Dr Yi-Meng Yen has joined our staff in pediatric orthopaedics and Sports Medicine. He completed a fellowship with us in pediatric orthopaedic surgery, following a Sports Medicine fellowship at Steadman Hawkins Clinic in Vail, Colorado. His residency was at UCLA, as was his medical school education. He is a great addition to the department. The Division of Sports Medicine has grown remarkably under the leadership of Drs. Micheli and Kocher. We have 5 full-time orthopaedic Sports Medicine physicians and a busy cadre of primary care Sports Medicine docs.



OTHER STUFF

For those of you who remember the Orthopaedic Offices on Hunnewell 2 in the old Children’s Hospital building, circa 1914, not much has changed; new staff continues to be added to old space, bunking 2 or even 3 to an office.
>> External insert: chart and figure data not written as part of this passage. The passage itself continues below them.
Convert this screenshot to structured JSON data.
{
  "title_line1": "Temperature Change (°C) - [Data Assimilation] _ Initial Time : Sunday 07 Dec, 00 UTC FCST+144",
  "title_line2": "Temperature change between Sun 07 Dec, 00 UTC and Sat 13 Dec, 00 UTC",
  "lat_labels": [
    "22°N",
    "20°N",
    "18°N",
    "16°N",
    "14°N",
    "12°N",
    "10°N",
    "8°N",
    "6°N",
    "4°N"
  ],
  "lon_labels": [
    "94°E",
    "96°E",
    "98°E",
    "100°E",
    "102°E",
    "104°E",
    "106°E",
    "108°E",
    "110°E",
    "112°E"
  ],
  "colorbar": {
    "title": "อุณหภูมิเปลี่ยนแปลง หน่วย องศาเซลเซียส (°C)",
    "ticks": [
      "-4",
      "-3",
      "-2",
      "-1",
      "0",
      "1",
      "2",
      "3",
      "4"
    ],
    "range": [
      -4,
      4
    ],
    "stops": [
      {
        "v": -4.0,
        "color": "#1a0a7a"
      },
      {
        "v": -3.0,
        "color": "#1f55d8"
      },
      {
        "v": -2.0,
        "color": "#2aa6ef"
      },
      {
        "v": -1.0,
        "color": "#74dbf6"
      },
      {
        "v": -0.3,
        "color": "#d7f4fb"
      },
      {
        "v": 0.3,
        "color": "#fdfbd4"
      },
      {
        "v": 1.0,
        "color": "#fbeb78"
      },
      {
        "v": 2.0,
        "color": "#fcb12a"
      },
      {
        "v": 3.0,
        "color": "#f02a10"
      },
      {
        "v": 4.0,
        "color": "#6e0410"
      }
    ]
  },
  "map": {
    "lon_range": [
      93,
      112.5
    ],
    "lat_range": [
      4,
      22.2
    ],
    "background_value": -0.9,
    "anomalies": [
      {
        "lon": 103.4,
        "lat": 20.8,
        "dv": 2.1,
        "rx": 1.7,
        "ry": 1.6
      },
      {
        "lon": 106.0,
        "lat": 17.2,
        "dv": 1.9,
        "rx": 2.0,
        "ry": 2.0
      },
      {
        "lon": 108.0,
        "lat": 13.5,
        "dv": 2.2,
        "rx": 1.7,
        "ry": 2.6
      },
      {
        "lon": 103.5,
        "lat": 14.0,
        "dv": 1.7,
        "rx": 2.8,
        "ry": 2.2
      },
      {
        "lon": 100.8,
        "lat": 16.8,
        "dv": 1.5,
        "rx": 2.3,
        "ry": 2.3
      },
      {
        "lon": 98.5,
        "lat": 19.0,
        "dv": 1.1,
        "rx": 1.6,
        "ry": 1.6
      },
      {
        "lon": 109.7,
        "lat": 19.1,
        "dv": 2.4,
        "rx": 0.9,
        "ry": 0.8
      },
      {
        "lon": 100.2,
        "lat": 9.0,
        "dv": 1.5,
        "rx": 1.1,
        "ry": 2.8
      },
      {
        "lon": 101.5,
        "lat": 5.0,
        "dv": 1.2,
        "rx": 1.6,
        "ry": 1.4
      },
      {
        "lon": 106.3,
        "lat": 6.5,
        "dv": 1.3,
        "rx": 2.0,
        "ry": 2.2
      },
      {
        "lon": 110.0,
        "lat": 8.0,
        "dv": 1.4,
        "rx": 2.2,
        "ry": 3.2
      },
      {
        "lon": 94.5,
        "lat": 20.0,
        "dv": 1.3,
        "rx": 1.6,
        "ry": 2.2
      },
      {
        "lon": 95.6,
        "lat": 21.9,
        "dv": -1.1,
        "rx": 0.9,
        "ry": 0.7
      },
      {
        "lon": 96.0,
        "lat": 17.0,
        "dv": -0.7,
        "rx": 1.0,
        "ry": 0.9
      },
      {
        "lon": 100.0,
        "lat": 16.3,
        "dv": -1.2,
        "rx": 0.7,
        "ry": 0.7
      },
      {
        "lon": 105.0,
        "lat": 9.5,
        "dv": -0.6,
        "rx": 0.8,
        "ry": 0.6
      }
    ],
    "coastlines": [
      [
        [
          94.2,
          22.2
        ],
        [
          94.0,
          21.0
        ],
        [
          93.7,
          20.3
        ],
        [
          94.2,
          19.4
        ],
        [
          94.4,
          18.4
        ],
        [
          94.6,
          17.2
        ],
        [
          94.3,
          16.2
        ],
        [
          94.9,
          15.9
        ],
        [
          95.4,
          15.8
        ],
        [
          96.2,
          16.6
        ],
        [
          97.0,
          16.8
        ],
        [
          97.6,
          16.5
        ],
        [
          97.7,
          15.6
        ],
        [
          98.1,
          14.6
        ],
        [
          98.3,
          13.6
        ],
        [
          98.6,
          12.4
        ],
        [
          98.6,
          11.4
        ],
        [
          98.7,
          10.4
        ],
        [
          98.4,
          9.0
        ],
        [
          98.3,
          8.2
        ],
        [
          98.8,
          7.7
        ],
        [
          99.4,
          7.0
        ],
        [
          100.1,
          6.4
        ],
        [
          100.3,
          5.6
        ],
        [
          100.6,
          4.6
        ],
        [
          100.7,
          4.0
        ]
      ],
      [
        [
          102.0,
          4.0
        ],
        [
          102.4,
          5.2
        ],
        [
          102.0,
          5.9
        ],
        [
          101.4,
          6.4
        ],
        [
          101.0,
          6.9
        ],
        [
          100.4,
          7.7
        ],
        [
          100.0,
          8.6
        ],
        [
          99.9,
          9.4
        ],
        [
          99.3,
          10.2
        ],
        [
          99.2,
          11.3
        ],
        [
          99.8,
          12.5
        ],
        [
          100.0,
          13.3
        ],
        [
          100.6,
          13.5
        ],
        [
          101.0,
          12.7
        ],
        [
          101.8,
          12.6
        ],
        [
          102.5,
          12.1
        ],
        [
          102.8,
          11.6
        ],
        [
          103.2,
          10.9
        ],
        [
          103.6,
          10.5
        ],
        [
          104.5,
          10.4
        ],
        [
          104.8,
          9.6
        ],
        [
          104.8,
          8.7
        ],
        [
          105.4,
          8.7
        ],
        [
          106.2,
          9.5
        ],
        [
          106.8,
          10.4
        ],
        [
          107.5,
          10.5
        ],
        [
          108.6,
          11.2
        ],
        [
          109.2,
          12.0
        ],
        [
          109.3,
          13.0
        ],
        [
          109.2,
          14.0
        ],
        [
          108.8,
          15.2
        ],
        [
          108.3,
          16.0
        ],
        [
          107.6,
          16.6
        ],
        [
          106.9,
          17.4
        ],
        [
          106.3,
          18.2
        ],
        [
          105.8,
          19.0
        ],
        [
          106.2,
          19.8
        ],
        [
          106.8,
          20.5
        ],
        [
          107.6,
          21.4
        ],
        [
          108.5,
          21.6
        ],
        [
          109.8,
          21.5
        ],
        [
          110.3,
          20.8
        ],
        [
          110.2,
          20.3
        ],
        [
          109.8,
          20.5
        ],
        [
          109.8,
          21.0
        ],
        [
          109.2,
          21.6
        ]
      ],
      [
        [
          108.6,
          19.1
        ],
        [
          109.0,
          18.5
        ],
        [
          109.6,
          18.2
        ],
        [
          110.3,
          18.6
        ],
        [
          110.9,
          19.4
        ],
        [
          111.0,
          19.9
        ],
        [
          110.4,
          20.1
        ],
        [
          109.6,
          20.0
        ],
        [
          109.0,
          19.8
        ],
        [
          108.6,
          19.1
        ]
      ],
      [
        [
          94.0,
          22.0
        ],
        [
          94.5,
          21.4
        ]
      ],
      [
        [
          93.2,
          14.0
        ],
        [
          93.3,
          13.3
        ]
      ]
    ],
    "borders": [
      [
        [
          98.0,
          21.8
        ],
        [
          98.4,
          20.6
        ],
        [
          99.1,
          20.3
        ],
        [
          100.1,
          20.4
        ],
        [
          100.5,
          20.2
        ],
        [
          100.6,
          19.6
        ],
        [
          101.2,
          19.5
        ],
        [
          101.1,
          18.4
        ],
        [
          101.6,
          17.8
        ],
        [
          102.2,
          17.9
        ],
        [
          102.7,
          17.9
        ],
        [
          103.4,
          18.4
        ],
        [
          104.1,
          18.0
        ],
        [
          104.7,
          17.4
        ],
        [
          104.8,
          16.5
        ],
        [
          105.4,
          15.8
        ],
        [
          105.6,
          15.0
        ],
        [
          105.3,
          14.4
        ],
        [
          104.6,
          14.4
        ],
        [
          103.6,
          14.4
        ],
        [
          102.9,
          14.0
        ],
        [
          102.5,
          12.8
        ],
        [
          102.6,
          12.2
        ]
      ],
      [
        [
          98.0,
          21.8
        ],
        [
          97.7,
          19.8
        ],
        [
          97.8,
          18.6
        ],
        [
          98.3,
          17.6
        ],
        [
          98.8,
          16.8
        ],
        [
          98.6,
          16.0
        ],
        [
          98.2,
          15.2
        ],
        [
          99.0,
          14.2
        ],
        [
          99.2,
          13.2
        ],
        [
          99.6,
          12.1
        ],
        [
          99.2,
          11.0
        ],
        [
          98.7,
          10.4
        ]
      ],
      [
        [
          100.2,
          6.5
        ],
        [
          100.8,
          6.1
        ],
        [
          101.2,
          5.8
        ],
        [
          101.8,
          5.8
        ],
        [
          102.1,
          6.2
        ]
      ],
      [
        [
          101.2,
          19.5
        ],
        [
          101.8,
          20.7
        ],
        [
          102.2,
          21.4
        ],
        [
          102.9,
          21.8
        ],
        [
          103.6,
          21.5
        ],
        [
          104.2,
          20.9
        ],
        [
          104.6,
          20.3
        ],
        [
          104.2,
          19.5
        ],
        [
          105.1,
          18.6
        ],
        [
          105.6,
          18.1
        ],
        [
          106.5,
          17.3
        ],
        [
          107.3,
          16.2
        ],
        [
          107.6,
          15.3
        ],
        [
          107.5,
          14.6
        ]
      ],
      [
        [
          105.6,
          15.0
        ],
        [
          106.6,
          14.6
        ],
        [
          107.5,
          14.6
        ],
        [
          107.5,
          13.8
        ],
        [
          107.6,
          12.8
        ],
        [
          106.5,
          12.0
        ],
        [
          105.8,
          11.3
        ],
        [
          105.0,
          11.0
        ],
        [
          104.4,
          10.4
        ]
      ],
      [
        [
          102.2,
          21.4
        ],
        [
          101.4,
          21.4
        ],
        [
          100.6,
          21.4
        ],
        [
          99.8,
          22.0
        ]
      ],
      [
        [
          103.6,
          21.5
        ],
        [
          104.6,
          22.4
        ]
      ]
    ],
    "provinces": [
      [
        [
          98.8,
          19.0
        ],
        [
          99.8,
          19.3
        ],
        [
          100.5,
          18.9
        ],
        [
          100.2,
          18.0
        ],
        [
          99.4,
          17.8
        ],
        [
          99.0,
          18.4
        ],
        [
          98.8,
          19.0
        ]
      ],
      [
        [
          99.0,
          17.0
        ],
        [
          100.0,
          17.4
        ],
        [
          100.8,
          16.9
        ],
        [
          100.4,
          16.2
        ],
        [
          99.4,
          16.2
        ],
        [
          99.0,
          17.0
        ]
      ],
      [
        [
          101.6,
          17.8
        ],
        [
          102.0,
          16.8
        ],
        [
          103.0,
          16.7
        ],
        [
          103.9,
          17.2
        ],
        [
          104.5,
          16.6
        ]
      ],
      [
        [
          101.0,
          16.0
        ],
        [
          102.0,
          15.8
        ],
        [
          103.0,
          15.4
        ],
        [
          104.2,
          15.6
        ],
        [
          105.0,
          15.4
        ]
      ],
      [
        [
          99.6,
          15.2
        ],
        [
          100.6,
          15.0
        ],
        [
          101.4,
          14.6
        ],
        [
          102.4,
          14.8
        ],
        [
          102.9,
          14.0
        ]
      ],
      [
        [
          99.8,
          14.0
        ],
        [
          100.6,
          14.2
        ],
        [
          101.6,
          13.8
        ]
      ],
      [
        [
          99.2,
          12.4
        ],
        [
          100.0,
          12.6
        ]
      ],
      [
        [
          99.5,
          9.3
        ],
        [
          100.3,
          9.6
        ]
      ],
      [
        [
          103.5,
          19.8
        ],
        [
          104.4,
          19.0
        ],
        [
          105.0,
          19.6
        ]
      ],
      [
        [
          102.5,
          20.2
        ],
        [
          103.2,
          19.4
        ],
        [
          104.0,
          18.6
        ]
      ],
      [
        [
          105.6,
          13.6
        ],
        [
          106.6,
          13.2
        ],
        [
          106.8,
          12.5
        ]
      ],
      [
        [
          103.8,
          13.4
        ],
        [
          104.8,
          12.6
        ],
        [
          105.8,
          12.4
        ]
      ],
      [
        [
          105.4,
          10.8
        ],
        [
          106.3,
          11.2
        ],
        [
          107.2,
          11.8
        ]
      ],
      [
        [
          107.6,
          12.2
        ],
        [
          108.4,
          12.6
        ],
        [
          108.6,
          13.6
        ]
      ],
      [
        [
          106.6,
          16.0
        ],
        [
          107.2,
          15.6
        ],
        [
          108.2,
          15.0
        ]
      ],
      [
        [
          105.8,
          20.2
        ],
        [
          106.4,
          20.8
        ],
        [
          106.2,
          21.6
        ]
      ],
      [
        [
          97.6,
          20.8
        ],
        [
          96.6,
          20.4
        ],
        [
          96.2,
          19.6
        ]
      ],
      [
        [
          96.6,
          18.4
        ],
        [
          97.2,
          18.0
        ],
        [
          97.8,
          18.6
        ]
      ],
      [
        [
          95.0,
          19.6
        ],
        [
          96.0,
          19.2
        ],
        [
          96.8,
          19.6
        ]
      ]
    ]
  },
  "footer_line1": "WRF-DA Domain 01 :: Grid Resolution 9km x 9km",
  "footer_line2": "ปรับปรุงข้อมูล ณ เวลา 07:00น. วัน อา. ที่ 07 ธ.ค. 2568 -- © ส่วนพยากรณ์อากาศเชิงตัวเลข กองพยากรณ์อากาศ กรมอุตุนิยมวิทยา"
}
The administrative assistants’ offices often hold three people. Our library, which could no longer hold expanded staff and residents, was remodeled a bit this year. We took the novel approach of tearing out the bookcases in order to increase the size of the room and provide a bench for a second row of seating around the conference table. This allows us to increase the numbers of attendees at conference to approximately 25. The conference room looks great with the addition of computers and literature search capabilities. Traditional textbooks and journals are not nearly so important to education as computers and Internet capability. No longer do we have the pull-down screen but a large flat screen monitor on which lectures and images project wonderfully. If we can get the Red Sox on the screen in the conference room, it will be perfect.

Dr. Hall continues to thrive and comes in once a month for a visit and to check his mail. Dr. Paul Griffin is living in The Cliffs, a golf community in the mountains outside of Greenville, South Carolina.

If you are in the area, stop by for a visit. While we remain a busy, over-committed group, there is always time for visits from old friends and new ideas into these old walls.